I am planning investing in a 65gallon saltwater tank and have a question for anyone and everyone.
I read that Red Fire Shrimp require correct levels of iodine in the water in order to promote proper molting. 

Can anyone comment on this? 
Has anyone owned or currently have Red Fire Shrimp in their Saltwater tank?
If so, what have your experiences been? 

I'm leaning over into getting the Red Fire Shrimp over other shrimp because of it's bright red attractive colour. 

I will have more questions but this is it for now.

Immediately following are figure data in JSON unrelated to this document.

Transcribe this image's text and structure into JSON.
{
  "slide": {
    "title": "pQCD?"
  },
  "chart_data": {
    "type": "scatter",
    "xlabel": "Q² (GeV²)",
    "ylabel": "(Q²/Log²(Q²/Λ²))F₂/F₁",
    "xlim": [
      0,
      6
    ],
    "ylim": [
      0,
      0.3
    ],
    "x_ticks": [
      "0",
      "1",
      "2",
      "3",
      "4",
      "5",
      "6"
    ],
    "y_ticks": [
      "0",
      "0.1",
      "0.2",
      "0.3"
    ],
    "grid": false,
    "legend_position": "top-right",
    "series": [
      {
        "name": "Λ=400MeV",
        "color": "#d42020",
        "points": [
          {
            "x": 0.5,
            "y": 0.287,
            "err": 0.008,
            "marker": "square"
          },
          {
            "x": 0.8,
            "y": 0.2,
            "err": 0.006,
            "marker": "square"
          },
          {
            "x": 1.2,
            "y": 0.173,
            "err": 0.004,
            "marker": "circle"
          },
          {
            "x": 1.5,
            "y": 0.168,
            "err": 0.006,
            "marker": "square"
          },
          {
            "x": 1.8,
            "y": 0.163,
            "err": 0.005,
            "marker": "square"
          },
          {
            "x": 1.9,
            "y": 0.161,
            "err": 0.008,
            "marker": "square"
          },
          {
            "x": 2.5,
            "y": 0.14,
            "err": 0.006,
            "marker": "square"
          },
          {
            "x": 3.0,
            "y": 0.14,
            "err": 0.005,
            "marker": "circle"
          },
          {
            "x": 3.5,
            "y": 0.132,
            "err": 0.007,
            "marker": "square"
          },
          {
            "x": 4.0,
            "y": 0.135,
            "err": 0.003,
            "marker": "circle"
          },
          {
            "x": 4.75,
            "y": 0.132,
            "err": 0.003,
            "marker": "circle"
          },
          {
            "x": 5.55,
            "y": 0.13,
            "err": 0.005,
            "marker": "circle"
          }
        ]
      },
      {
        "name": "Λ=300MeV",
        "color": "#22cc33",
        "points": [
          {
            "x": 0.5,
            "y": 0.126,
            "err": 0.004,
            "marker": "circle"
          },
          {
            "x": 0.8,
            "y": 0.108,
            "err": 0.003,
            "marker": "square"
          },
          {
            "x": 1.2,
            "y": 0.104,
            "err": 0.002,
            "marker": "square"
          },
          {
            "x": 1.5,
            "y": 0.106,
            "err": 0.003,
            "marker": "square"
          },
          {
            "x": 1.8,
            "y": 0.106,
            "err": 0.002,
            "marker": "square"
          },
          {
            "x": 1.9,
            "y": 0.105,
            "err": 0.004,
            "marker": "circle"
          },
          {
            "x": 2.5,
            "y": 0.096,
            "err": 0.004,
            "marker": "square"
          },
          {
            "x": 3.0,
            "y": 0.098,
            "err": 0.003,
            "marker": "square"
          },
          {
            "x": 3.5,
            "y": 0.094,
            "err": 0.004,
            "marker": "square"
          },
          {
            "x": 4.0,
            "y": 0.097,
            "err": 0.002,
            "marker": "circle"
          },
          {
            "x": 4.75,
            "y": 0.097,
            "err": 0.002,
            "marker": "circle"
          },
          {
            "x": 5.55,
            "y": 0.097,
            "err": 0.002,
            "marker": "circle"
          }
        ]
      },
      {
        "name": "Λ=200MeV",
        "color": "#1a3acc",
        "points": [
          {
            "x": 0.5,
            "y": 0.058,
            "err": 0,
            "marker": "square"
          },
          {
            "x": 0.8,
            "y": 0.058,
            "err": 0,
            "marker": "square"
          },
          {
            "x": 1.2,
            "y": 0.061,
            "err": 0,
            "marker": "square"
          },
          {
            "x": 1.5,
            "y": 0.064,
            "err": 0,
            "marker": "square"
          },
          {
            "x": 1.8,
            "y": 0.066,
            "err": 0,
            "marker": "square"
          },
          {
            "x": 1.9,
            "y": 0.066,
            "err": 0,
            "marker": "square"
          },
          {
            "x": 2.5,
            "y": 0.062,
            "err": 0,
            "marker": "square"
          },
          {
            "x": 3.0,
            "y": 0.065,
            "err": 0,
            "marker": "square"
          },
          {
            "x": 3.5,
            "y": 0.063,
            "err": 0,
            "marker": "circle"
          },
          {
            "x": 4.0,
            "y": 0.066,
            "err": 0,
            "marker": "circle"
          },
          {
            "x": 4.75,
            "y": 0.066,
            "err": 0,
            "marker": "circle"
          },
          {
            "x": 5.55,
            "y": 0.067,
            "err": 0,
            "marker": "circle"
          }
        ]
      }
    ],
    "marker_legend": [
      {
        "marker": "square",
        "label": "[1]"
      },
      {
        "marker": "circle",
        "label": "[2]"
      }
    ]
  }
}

Hope to hear from some of you. 

Thanks


----------



## wtac (Mar 17, 2006)

Blood shrimp are more secretive as they are a deep water shrimp, so keep that in mind. In my 35 gal I had 6 blood shrimp and only saw them at feeding time.

In terms of iodine, weekly dosing will do but not really necessary if you do bi-weekly or at least monthly water changes w/a good synthetic salt mix. Brands that I recommend are:

TropicMarin ~$100/200gal mix
TropicMarin Pro ~$120/200gal mix
Reef Crystals ~$80/160gal mix
SeaChem Reef Salt ~$100/160gal mix

Instant Ocean is generally on the low side of Ca, Alk and Mg but is fine if you have a means in place to boost it, such as Ca Rx, 2-part Ca-alk solution, Mg solution, etc.

HTH


----------



## WaterWorld (May 7, 2006)

Thanks Wilson.

Will dosing the water with idodine harm any other fish 
i.e. clownfish, cardinalfish, tangs, etc. maybe some coral or anenomi


----------



## wtac (Mar 17, 2006)

Not at all. Just be careful dosing if you have micro algae problems as the cation pair of most iodine supplements is potassuim. No worries of you are using Lugol's iodine.

HTH


----------